Era la primera vez que volvería a ver a sus padres desde que fue reclutado por el equipo de fútbol americano de Arizona State.
Además, quería contarles a sus amigos los grandes logros alcanzados durante su primer año universitario, subió el volumen del estéreo al máximo antes de tomar la mítica Ruta 66.

Después de un par de horas en el camino, una torrencial lluvia apareció, acompañada de una densa neblina, lo que obligó a los automovilistas a conducir prácticamente a vuelta de rueda.
Para empeorar la situación, Robert empezó a sentir retortijones en el estómago, quizás provocados por haberse comido un emparedado de jamón que había pasado la noche en su auto.
Su primer sentimiento fue de frustración, pues sabía que la siguiente gasolinera estaba, al menos, a 40 millas de distancia.
Para su alivio, vio las luces de un letrero de neón que promocionaba un restaurante al lado del camino.
Sin pensarlo dos veces, entró al estacionamiento, sin prestar atención a que algunos de los autos en el lugar eran antiguos, e incluso había un par de viejas carretas.
En ese momento, lo único que le importaba era encontrar los sanitarios del lugar.

Claramente aliviado, Robert salió del baño y se sentó en una de las mesas. Una preciosa mesera rubia, de largo cabello, se acercó para atenderlo.
Ordenó una hamburguesa doble, papas fritas y un refresco.
El distraído joven centró su atención en recrearse la pupila con las lindas meseras, ignorando por completo la vestimenta de los demás clientes, y el hecho de que todos eran hombres.
Cuando pidió la cuenta, la mesera le trajo un panecillo como postre.
Él le dijo que no lo había pedido, pero ella le sonrió y respondió:
—No te preocupes, disfrútalo.
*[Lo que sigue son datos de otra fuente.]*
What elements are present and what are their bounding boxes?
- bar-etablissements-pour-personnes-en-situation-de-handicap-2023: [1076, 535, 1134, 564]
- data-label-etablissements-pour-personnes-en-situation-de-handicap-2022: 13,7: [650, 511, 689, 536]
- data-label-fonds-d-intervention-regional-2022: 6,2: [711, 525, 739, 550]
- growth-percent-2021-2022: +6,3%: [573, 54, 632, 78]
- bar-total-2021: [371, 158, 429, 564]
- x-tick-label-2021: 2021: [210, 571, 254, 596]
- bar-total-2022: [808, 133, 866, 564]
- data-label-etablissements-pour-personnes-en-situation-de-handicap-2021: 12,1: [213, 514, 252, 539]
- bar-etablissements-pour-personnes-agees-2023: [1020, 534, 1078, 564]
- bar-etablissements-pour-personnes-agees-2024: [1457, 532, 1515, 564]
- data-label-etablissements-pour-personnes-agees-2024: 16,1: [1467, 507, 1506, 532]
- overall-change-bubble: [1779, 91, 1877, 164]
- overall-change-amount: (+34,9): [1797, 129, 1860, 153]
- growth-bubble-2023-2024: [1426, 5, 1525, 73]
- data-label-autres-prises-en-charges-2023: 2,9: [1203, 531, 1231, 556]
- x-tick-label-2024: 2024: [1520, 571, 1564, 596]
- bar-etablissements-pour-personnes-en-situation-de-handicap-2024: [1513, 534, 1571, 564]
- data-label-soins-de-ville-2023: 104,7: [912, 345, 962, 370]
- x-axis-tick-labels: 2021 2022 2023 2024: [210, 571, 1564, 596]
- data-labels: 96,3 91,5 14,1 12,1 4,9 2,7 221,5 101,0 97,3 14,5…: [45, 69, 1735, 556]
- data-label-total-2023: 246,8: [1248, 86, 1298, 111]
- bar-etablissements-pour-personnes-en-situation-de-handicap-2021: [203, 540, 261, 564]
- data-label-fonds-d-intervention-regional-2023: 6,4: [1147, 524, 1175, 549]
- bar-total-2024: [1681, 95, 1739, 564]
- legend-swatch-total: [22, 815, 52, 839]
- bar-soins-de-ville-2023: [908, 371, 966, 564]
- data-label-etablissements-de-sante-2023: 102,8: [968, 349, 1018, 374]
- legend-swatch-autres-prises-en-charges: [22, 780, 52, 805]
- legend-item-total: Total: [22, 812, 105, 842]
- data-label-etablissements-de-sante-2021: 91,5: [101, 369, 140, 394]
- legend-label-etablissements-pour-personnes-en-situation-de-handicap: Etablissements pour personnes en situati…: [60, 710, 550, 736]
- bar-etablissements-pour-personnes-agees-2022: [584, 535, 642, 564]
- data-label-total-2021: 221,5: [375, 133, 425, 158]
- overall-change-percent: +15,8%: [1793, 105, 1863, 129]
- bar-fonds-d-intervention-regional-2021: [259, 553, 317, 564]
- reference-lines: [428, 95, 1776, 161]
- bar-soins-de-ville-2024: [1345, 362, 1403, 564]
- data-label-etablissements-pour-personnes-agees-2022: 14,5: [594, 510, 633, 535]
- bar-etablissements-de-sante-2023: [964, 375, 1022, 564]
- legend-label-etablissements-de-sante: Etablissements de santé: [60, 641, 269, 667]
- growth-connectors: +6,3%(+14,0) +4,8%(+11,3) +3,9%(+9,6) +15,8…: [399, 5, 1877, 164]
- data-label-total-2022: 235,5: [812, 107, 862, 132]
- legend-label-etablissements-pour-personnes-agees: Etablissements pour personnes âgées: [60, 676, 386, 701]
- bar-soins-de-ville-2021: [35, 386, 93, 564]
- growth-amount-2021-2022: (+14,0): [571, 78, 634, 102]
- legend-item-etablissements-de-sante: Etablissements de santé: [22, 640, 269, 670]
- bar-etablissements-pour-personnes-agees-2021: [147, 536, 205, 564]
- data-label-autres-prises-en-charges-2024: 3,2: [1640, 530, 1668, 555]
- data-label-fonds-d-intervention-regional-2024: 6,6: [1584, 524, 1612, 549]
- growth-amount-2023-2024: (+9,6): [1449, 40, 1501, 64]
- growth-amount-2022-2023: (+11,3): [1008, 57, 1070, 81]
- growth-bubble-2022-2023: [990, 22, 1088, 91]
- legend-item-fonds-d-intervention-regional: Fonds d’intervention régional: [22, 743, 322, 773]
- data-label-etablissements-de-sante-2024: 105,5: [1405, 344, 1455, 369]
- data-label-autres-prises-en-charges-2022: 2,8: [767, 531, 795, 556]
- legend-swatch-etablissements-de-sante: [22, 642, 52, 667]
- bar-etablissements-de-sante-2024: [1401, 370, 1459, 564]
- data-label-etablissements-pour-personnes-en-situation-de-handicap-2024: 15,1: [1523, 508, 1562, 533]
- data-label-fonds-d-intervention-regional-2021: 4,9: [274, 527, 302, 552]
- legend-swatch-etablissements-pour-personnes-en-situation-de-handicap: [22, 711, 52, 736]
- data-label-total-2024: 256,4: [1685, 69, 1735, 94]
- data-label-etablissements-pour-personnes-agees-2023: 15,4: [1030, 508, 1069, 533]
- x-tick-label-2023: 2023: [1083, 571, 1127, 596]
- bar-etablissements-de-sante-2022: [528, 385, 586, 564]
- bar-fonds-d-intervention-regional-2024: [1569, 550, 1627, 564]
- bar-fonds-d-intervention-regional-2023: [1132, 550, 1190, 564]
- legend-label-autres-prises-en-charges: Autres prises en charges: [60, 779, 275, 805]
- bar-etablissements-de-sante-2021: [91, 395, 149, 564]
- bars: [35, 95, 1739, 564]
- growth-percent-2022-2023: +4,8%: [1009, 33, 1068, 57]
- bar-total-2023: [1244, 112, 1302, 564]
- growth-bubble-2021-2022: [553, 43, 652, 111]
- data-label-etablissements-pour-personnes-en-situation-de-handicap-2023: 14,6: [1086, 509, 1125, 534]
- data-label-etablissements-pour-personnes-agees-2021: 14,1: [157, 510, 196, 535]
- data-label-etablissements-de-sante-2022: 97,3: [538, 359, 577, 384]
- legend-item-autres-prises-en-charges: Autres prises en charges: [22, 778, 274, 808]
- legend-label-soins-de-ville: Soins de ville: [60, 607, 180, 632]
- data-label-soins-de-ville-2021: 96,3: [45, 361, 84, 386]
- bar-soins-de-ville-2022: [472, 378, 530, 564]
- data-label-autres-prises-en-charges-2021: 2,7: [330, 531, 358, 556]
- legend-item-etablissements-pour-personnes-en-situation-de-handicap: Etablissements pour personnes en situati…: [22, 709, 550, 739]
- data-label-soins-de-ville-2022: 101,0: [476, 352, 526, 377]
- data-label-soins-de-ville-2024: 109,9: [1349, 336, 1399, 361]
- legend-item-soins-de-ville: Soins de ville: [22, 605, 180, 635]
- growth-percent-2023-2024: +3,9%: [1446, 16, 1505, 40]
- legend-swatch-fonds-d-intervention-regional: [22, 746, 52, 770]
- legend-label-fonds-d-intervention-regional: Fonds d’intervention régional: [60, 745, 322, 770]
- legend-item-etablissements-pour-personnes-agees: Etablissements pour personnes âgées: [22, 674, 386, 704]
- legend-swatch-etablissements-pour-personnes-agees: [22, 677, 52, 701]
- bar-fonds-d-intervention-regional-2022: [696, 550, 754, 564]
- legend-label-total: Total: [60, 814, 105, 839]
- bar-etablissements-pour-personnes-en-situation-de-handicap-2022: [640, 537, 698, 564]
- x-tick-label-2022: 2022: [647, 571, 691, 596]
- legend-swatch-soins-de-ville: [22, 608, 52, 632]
Es por cuenta de la casa.

En cuanto mordió el pan, sin saberlo, Robert firmó un contrato donde el precio de los alimentos era su energía vital.
La explosión de sabores en su boca fue tan fantástica, que no pudo evitar pedir un par de panecillos más, ajeno a que sus extraños ingredientes nublarían su mente y lo obligarían a quedarse en el lugar.

Al anochecer, melodiosas notas de liras inundaron el salón.
Las lindas meseras comenzaron a danzar sensualmente en el centro de la pista, desprendiéndose de sus prendas una a una.
Todo aquello derivaría en un bacanal, repitiéndose el espectáculo día tras día.
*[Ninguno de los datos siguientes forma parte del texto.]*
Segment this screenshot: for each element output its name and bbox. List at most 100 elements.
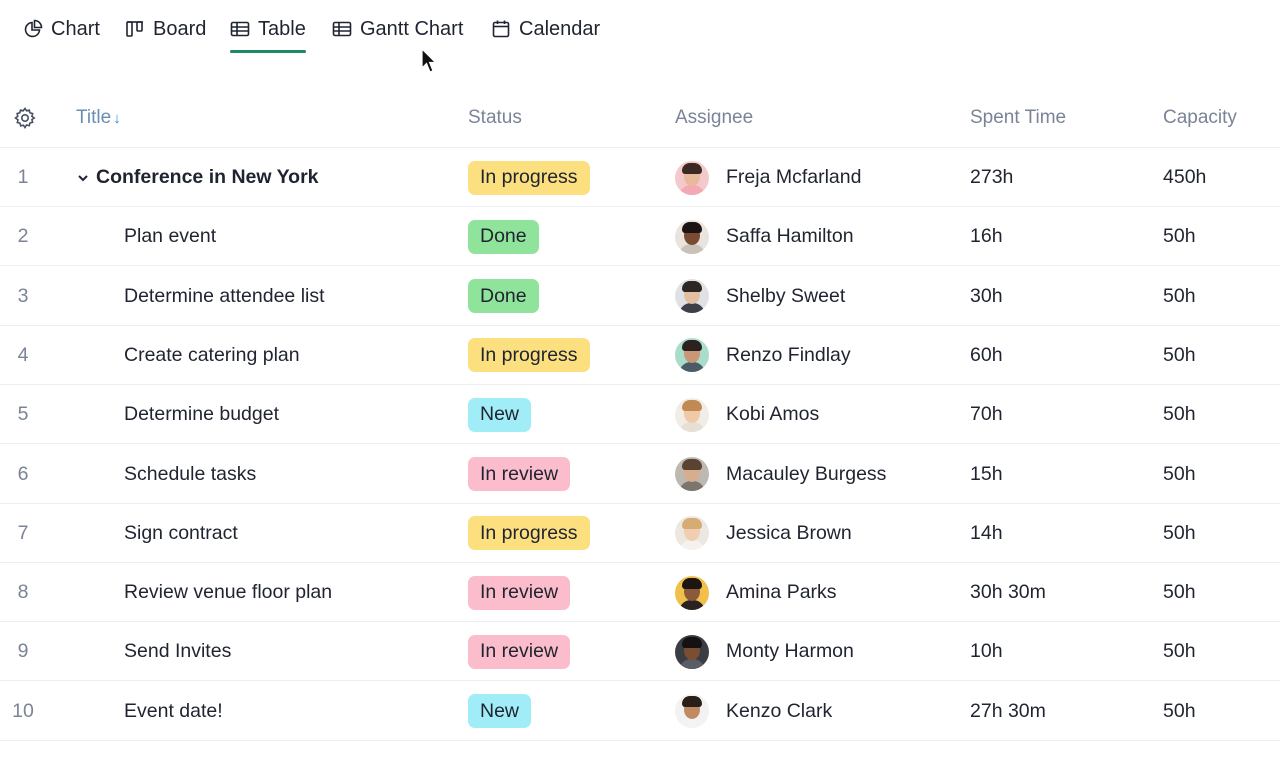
avatar-body xyxy=(679,599,705,610)
table-row[interactable]: 2 Plan event Done Saffa Hamilton 16h 50h xyxy=(0,207,1280,267)
row-number: 8 xyxy=(17,581,29,604)
spent-time-cell[interactable]: 30h xyxy=(970,284,1003,307)
assignee-name: Jessica Brown xyxy=(726,521,852,544)
assignee-name: Kobi Amos xyxy=(726,403,820,426)
assignee-cell[interactable]: Kobi Amos xyxy=(675,385,819,444)
table-row[interactable]: 8 Review venue floor plan In review Amin… xyxy=(0,563,1280,623)
column-header-spent-time[interactable]: Spent Time xyxy=(970,107,1066,129)
capacity-cell[interactable]: 50h xyxy=(1163,343,1196,366)
capacity-cell[interactable]: 50h xyxy=(1163,403,1196,426)
table-row[interactable]: 3 Determine attendee list Done Shelby Sw… xyxy=(0,267,1280,326)
assignee-cell[interactable]: Renzo Findlay xyxy=(675,326,851,385)
row-title-cell[interactable]: Sign contract xyxy=(124,504,238,563)
capacity-cell[interactable]: 50h xyxy=(1163,225,1196,248)
table-row[interactable]: 9 Send Invites In review Monty Harmon 10… xyxy=(0,622,1280,682)
status-badge[interactable]: New xyxy=(468,694,532,729)
spent-time-cell[interactable]: 16h xyxy=(970,225,1003,248)
avatar-hair xyxy=(682,340,702,352)
row-number: 2 xyxy=(17,225,29,248)
status-cell[interactable]: In progress xyxy=(468,326,590,385)
status-cell[interactable]: In review xyxy=(468,622,571,681)
capacity-cell[interactable]: 50h xyxy=(1163,284,1196,307)
tab-calendar[interactable]: Calendar xyxy=(491,14,600,44)
capacity-cell[interactable]: 50h xyxy=(1163,521,1196,544)
row-title-cell[interactable]: Send Invites xyxy=(124,622,231,681)
row-title: Review venue floor plan xyxy=(124,581,333,604)
table-row[interactable]: 7 Sign contract In progress Jessica Brow… xyxy=(0,504,1280,563)
avatar xyxy=(675,575,709,610)
table-row[interactable]: 4 Create catering plan In progress Renzo… xyxy=(0,326,1280,385)
assignee-cell[interactable]: Kenzo Clark xyxy=(675,682,832,741)
spent-time-cell[interactable]: 273h xyxy=(970,166,1014,188)
column-header-title[interactable]: Title ↓ xyxy=(76,107,121,129)
status-cell[interactable]: In review xyxy=(468,563,571,622)
avatar-hair xyxy=(682,459,702,470)
column-header-capacity[interactable]: Capacity xyxy=(1163,107,1237,129)
row-title-cell[interactable]: Create catering plan xyxy=(124,326,300,385)
assignee-cell[interactable]: Freja Mcfarland xyxy=(675,148,861,207)
row-title-cell[interactable]: Event date! xyxy=(124,682,223,741)
gear-icon[interactable] xyxy=(13,106,37,130)
status-cell[interactable]: New xyxy=(468,385,532,444)
tab-gantt-chart[interactable]: Gantt Chart xyxy=(332,14,463,44)
table-row[interactable]: 1 Conference in New York In progress Fre… xyxy=(0,148,1280,207)
status-cell[interactable]: In review xyxy=(468,445,571,504)
capacity-cell[interactable]: 50h xyxy=(1163,699,1196,722)
calendar-icon xyxy=(492,20,510,38)
row-title-cell[interactable]: Determine attendee list xyxy=(124,267,325,326)
spent-time-cell[interactable]: 27h 30m xyxy=(970,699,1046,722)
spent-time-cell[interactable]: 30h 30m xyxy=(970,581,1046,604)
assignee-name: Saffa Hamilton xyxy=(726,225,854,248)
status-cell[interactable]: In progress xyxy=(468,148,590,207)
status-badge[interactable]: New xyxy=(468,397,532,432)
table-row[interactable]: 10 Event date! New Kenzo Clark 27h 30m 5… xyxy=(0,682,1280,741)
avatar-hair xyxy=(682,221,702,233)
status-cell[interactable]: Done xyxy=(468,267,539,326)
spent-time-cell[interactable]: 15h xyxy=(970,462,1003,485)
row-title-cell[interactable]: Plan event xyxy=(124,207,216,266)
assignee-cell[interactable]: Amina Parks xyxy=(675,563,837,622)
spent-time-cell[interactable]: 10h xyxy=(970,640,1003,663)
assignee-cell[interactable]: Saffa Hamilton xyxy=(675,207,854,266)
status-badge[interactable]: In review xyxy=(468,634,571,669)
table-row[interactable]: 5 Determine budget New Kobi Amos 70h 50h xyxy=(0,385,1280,445)
tab-board[interactable]: Board xyxy=(125,14,206,44)
avatar xyxy=(675,397,709,432)
capacity-cell[interactable]: 50h xyxy=(1163,462,1196,485)
column-header-label: Assignee xyxy=(675,107,754,128)
row-title-cell[interactable]: Review venue floor plan xyxy=(124,563,332,622)
avatar xyxy=(675,279,709,314)
row-title-cell[interactable]: Schedule tasks xyxy=(124,445,256,504)
status-badge[interactable]: Done xyxy=(468,279,539,314)
tab-chart[interactable]: Chart xyxy=(23,14,100,44)
capacity-cell[interactable]: 50h xyxy=(1163,581,1196,604)
chevron-down-icon[interactable] xyxy=(76,171,90,185)
status-cell[interactable]: In progress xyxy=(468,504,590,563)
capacity-cell[interactable]: 50h xyxy=(1163,640,1196,663)
assignee-cell[interactable]: Macauley Burgess xyxy=(675,445,886,504)
spent-time-cell[interactable]: 60h xyxy=(970,343,1003,366)
status-badge[interactable]: In progress xyxy=(468,338,590,373)
status-badge[interactable]: In review xyxy=(468,457,571,491)
capacity-cell[interactable]: 450h xyxy=(1163,166,1207,188)
row-title-cell[interactable]: Determine budget xyxy=(124,385,279,444)
status-cell[interactable]: Done xyxy=(468,207,539,266)
tab-table[interactable]: Table xyxy=(230,14,306,53)
assignee-cell[interactable]: Shelby Sweet xyxy=(675,267,845,326)
table-row[interactable]: 6 Schedule tasks In review Macauley Burg… xyxy=(0,445,1280,504)
status-badge[interactable]: In progress xyxy=(468,516,590,551)
row-number: 1 xyxy=(17,166,29,188)
status-badge[interactable]: In progress xyxy=(468,160,590,195)
assignee-cell[interactable]: Jessica Brown xyxy=(675,504,852,563)
status-badge[interactable]: In review xyxy=(468,575,571,610)
status-cell[interactable]: New xyxy=(468,682,532,741)
avatar-hair xyxy=(682,518,702,530)
column-header-assignee[interactable]: Assignee xyxy=(675,107,753,129)
status-badge[interactable]: Done xyxy=(468,219,539,254)
column-header-status[interactable]: Status xyxy=(468,107,522,129)
spent-time-cell[interactable]: 70h xyxy=(970,403,1003,426)
row-title-cell[interactable]: Conference in New York xyxy=(76,148,319,207)
spent-time-cell[interactable]: 14h xyxy=(970,521,1003,544)
assignee-cell[interactable]: Monty Harmon xyxy=(675,622,854,681)
assignee-name: Kenzo Clark xyxy=(726,699,833,722)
Hasta que, sin saber por qué, un día un relampagueante recuerdo despertó a Robert de su letargo, sin tener claro qué estaba sucediendo, comprendió que debía salir del lugar.
Se levantó de la mesa y se dirigió a la salida, pero las meseras le bloquearon el paso. Ya no eran lindas jóvenes, sino ancianas decrépitas, de largas uñas y enormes colmillos.
Impulsado por su instinto de supervivencia, Robert embistió con todas sus fuerzas contra sus captoras.
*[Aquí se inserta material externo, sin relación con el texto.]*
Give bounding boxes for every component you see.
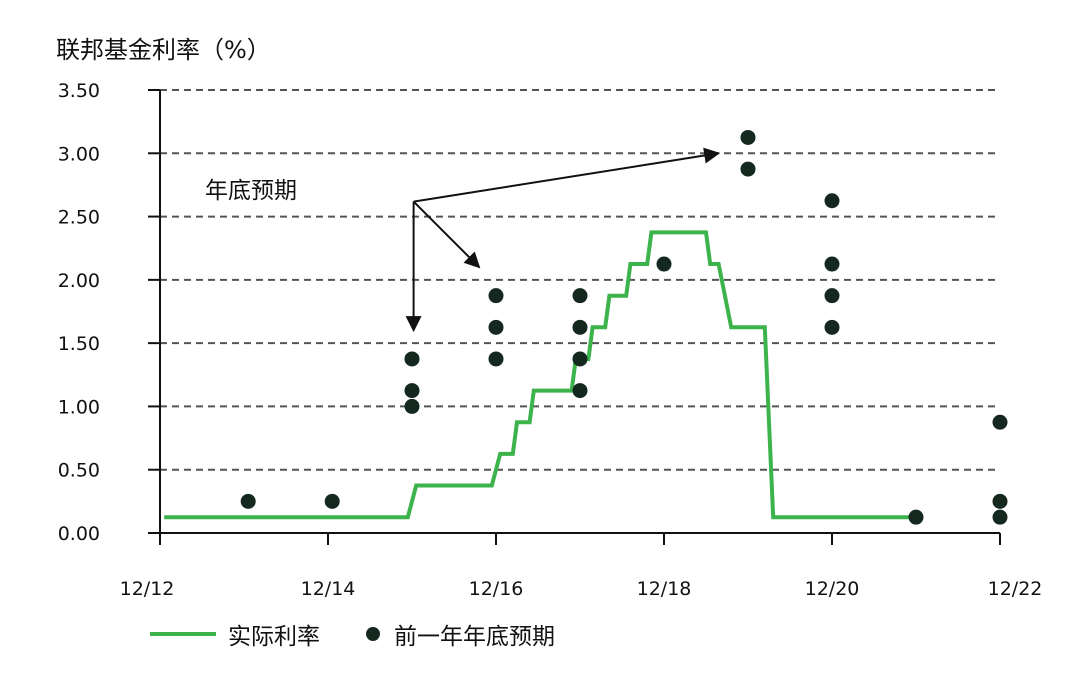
- y-tick-label: 1.00: [58, 396, 100, 418]
- legend-label-expected: 前一年年底预期: [394, 624, 555, 650]
- expectation-dot: [824, 193, 840, 209]
- y-tick-label: 2.50: [58, 207, 100, 229]
- x-tick-label: 12/20: [805, 578, 860, 600]
- annotation-label: 年底预期: [205, 178, 297, 204]
- expectation-dot: [992, 493, 1008, 509]
- expectation-dot: [740, 161, 756, 177]
- expectation-dot: [824, 288, 840, 304]
- y-tick-label: 0.50: [58, 460, 100, 482]
- expectation-dot: [992, 414, 1008, 430]
- expectation-dot: [488, 351, 504, 367]
- expectation-dot: [404, 383, 420, 399]
- y-tick-label: 3.50: [58, 80, 100, 102]
- axes: 0.00 0.50 1.00 1.50 2.00 2.50 3.00 3.50 12/12 12/…: [58, 80, 1043, 600]
- actual-rate-line: [164, 230, 916, 520]
- y-axis-title: 联邦基金利率（%）: [56, 36, 271, 64]
- expectation-dot: [824, 256, 840, 272]
- y-tick-label: 3.00: [58, 143, 100, 165]
- x-tick-label: 12/12: [120, 578, 175, 600]
- y-tick-label: 2.00: [58, 270, 100, 292]
- expectation-dot: [240, 493, 256, 509]
- grid-lines: [160, 89, 1000, 471]
- expectation-dot: [992, 509, 1008, 525]
- expectation-dot: [572, 383, 588, 399]
- x-tick-label: 12/22: [988, 578, 1043, 600]
- legend-item-expected: 前一年年底预期: [366, 617, 555, 651]
- y-tick-label: 1.50: [58, 333, 100, 355]
- expectation-dot: [824, 319, 840, 335]
- annotation-arrow-2: [413, 147, 721, 203]
- expectation-dot: [404, 398, 420, 414]
- y-tick-label: 0.00: [58, 523, 100, 545]
- x-tick-label: 12/18: [637, 578, 692, 600]
- expectation-dot: [572, 319, 588, 335]
- expectation-dot: [404, 351, 420, 367]
- legend-line-swatch: [150, 632, 216, 636]
- x-tick-label: 12/16: [469, 578, 524, 600]
- expectation-dot: [324, 493, 340, 509]
- legend-label-actual: 实际利率: [228, 624, 320, 650]
- expectation-dot: [656, 256, 672, 272]
- legend-item-actual: 实际利率: [150, 617, 320, 651]
- annotation: 年底预期: [205, 147, 721, 333]
- expectation-dot: [740, 129, 756, 145]
- legend-dot-swatch: [366, 627, 380, 641]
- expectation-dot: [572, 288, 588, 304]
- expectation-dot: [488, 319, 504, 335]
- annotation-arrow-1: [412, 200, 481, 269]
- legend: 实际利率 前一年年底预期: [150, 618, 555, 650]
- expectation-dot: [488, 288, 504, 304]
- series: [164, 129, 1008, 525]
- expectation-dot: [572, 351, 588, 367]
- expectation-dot: [908, 509, 924, 525]
- x-tick-label: 12/14: [301, 578, 356, 600]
Logró escapar, lleno de arañazos, y corrió hasta su auto, sintiendo alivio al ver por el retrovisor que había dejado atrás aquella extraña casa del camino.
Pero entró en shock cuando se vio en el espejo retrovisor: en lugar del rostro de un joven, se topó con la fisonomía de un adulto de mediana edad.
Al detenerse en la primera gasolinera que encontró, la fecha del periódico le indicó que ya no era la década de los setenta. Ahora estaba en 1990.

Ya lo sabes: jamás te detengas en una casa al lado del camino, en medio de la nada, si no quieres correr el riesgo de convertirte en alimento de las Lampadas, las ninfas brujas de los caminos.